How to Scrape Reddit for Subreddit Analytics in 2026: Posts, Comments & Trends
How to Scrape Reddit for Subreddit Analytics in 2026: Posts, Comments & Trends
Reddit is one of the few platforms that still exposes structured data through a semi-public API — if you know where to look. Subreddit analytics are useful for trend detection, content research, community health monitoring, and market research. This guide covers how to extract that data reliably in 2026, from the basic .json trick to historical data archives and proxy strategy.
What Subreddit Analytics Data Is Available
From Reddit's public endpoints you can extract:
- Subreddit metadata — subscriber count, active users, description, creation date, posting rules
- Post feeds — top, hot, new, and rising listings with scores, comment counts, author, flair
- Comment threads — full recursive tree structure with vote scores and timestamps
- Posting frequency — how often content is submitted across time windows
- Engagement rates — upvote ratios, comments-per-post averages, score distributions
- Historical posts — via third-party archives going back years
- Moderator info — moderator list and activity (public)
- Flair data — user and post flairs, useful for topic segmentation
For historical data beyond Reddit's own 1000-post limit, PullPush.io and Arctic Shift are the main options in 2026 after Pushshift went dark.
Dependencies and Setup
pip install httpx requests praw # praw = Python Reddit API Wrapper
Reddit's official PRAW library handles OAuth for you. But the .json trick works without any auth setup.
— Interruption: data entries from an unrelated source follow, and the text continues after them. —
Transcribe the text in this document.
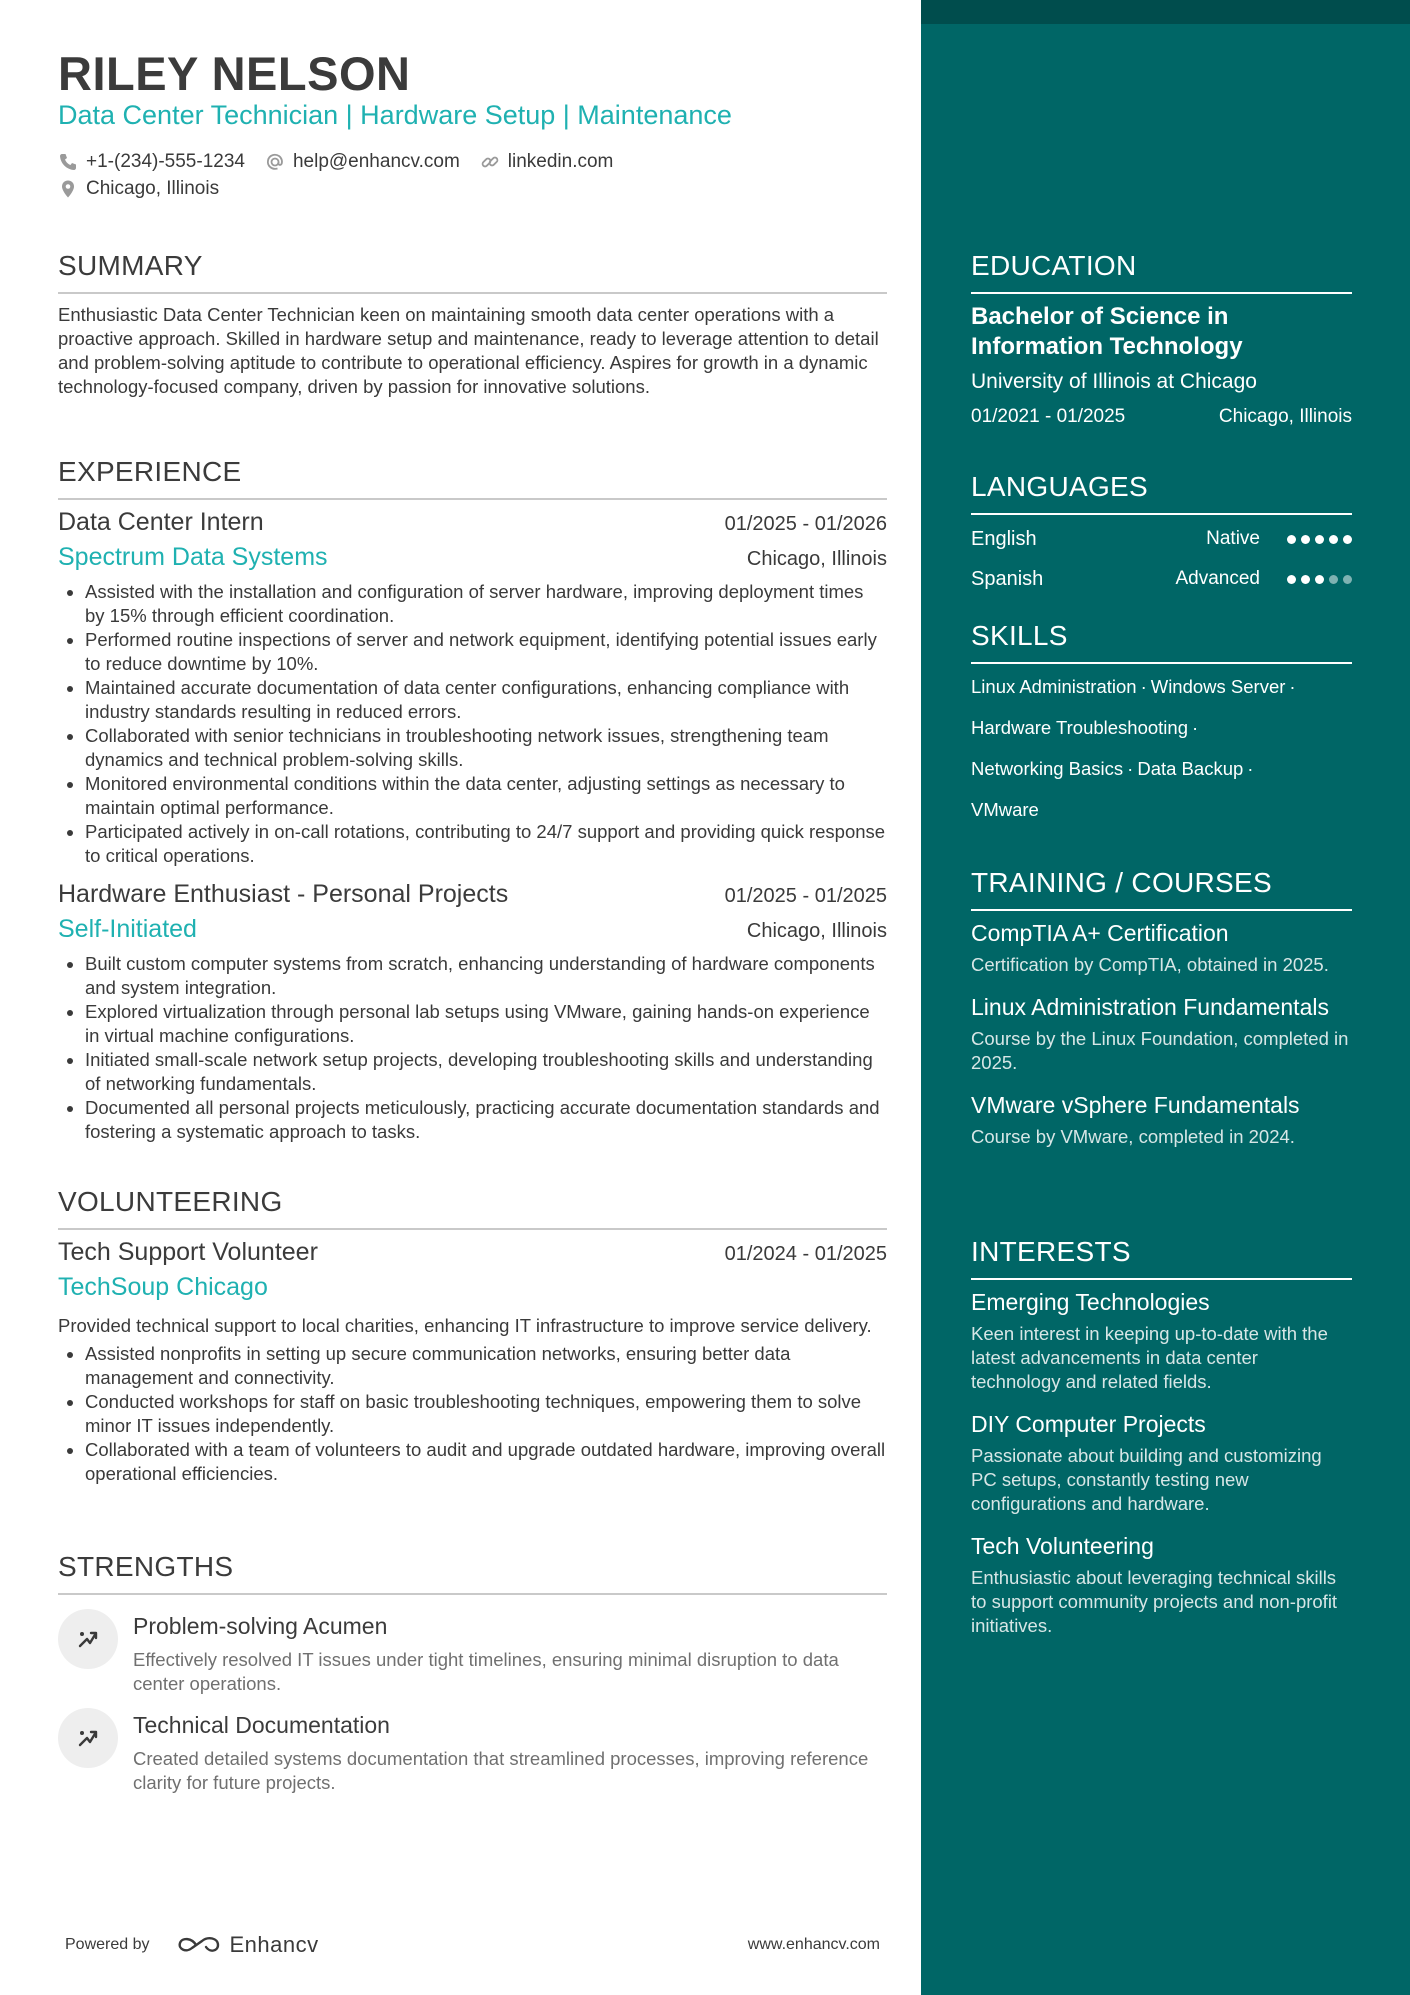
RILEY NELSON
Data Center Technician | Hardware Setup | Maintenance
+1-(234)-555-1234	help@enhancv.com	linkedin.com
Chicago, Illinois
SUMMARY
Enthusiastic Data Center Technician keen on maintaining smooth data center operations with a proactive approach. Skilled in hardware setup and maintenance, ready to leverage attention to detail and problem-solving aptitude to contribute to operational efficiency. Aspires for growth in a dynamic technology-focused company, driven by passion for innovative solutions.
EXPERIENCE
Data Center Intern	01/2025 - 01/2026
Spectrum Data Systems	Chicago, Illinois
Assisted with the installation and configuration of server hardware, improving deployment times by 15% through efficient coordination.
Performed routine inspections of server and network equipment, identifying potential issues early to reduce downtime by 10%.
Maintained accurate documentation of data center configurations, enhancing compliance with industry standards resulting in reduced errors.
Collaborated with senior technicians in troubleshooting network issues, strengthening team dynamics and technical problem-solving skills.
Monitored environmental conditions within the data center, adjusting settings as necessary to maintain optimal performance.
Participated actively in on-call rotations, contributing to 24/7 support and providing quick response to critical operations.
Hardware Enthusiast - Personal Projects	01/2025 - 01/2025
Self-Initiated	Chicago, Illinois
Built custom computer systems from scratch, enhancing understanding of hardware components and system integration.
Explored virtualization through personal lab setups using VMware, gaining hands-on experience in virtual machine configurations.
Initiated small-scale network setup projects, developing troubleshooting skills and understanding of networking fundamentals.
Documented all personal projects meticulously, practicing accurate documentation standards and fostering a systematic approach to tasks.
VOLUNTEERING
Tech Support Volunteer	01/2024 - 01/2025
TechSoup Chicago
Provided technical support to local charities, enhancing IT infrastructure to improve service delivery.
Assisted nonprofits in setting up secure communication networks, ensuring better data management and connectivity.
Conducted workshops for staff on basic troubleshooting techniques, empowering them to solve minor IT issues independently.
Collaborated with a team of volunteers to audit and upgrade outdated hardware, improving overall operational efficiencies.
STRENGTHS
Problem-solving Acumen
Effectively resolved IT issues under tight timelines, ensuring minimal disruption to data center operations.
Technical Documentation
Created detailed systems documentation that streamlined processes, improving reference clarity for future projects.
Powered by	Enhancv	www.enhancv.com
EDUCATION
Bachelor of Science in Information Technology
University of Illinois at Chicago
01/2021 - 01/2025	Chicago, Illinois
LANGUAGES
English	Native
Spanish	Advanced
SKILLS
Linux Administration · Windows Server ·
Hardware Troubleshooting ·
Networking Basics · Data Backup ·
VMware
TRAINING / COURSES
CompTIA A+ Certification
Certification by CompTIA, obtained in 2025.
Linux Administration Fundamentals
Course by the Linux Foundation, completed in 2025.
VMware vSphere Fundamentals
Course by VMware, completed in 2024.
INTERESTS
Emerging Technologies
Keen interest in keeping up-to-date with the latest advancements in data center technology and related fields.
DIY Computer Projects
Passionate about building and customizing PC setups, constantly testing new configurations and hardware.
Tech Volunteering
Enthusiastic about leveraging technical skills to support community projects and non-profit initiatives.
Reddit's Public JSON API: The .json Trick
Append .json to almost any Reddit URL and you get machine-readable data instead of HTML:
https://www.reddit.com/r/datascience/.json
https://www.reddit.com/r/datascience/top/.json?t=week
https://www.reddit.com/r/datascience/comments/abc123/some_post/.json
Reddit's rate limit for unauthenticated requests is 60 requests per minute per IP. With OAuth (free app registration), it bumps to 100 per minute.
Subreddit Metadata via about.json
Every subreddit exposes its full metadata at about.json:
import httpx
import time
import random
HEADERS = {
"User-Agent": "SubredditAnalytics/1.0 (research project; [email protected])",
"Accept": "application/json",
}
def fetch_subreddit_metadata(subreddit: str, proxy: str = None) -> dict:
"""Fetch subreddit metadata from the about.json endpoint."""
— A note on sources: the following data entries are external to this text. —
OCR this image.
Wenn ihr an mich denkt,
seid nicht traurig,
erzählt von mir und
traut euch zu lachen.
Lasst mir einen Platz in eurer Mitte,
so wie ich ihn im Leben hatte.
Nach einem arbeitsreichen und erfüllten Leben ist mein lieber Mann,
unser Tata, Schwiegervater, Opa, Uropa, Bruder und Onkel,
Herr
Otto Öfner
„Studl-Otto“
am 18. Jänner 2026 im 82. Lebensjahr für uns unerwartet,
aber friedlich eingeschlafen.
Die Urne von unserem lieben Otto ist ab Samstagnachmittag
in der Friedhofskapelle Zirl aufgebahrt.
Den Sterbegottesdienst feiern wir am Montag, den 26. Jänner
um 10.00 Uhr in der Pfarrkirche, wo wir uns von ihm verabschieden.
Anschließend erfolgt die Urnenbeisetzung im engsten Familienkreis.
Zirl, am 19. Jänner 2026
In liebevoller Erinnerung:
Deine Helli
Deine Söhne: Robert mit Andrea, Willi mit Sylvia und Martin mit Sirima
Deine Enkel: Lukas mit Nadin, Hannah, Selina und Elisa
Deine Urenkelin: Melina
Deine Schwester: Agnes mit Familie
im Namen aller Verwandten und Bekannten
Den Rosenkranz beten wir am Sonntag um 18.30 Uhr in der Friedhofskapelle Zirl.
url = f"https://www.reddit.com/r/{subreddit}/about.json"
client_kwargs = {"headers": HEADERS, "follow_redirects": True, "timeout": 15}
if proxy:
client_kwargs["proxies"] = {"all://": proxy}
with httpx.Client(**client_kwargs) as client:
resp = client.get(url)
if resp.status_code == 429:
raise RuntimeError("Rate limited — back off and retry")
if resp.status_code == 404:
raise ValueError(f"r/{subreddit} does not exist or is private")
if resp.status_code != 200:
raise RuntimeError(f"HTTP {resp.status_code} for r/{subreddit}")
data = resp.json()["data"]
return {
"name": data["display_name"],
"title": data["title"],
"description": data.get("public_description", ""),
"full_description": data.get("description", ""),
"subscribers": data["subscribers"],
"active_users": data["accounts_active"],
"created_utc": data["created_utc"],
"over18": data["over18"],
"submission_type": data["submission_type"], # link, self, any
"lang": data.get("lang", "en"),
"community_icon": data.get("community_icon", ""),
"header_img": data.get("header_img", ""),
"allowed_media_in_comments": data.get("allowed_media_in_comments", []),
"spoilers_enabled": data.get("spoilers_enabled", False),
"is_crosspostable_subreddit": data.get("is_crosspostable_subreddit"),
"suggested_comment_sort": data.get("suggested_comment_sort"),
}
accounts_active is the "currently browsing" count Reddit shows in the sidebar — useful as a real-time activity signal.
Paginating Posts
Reddit's listing endpoints paginate using the after parameter with fullnames (t3_postid). Reddit caps pagination at approximately 1000 posts per listing type.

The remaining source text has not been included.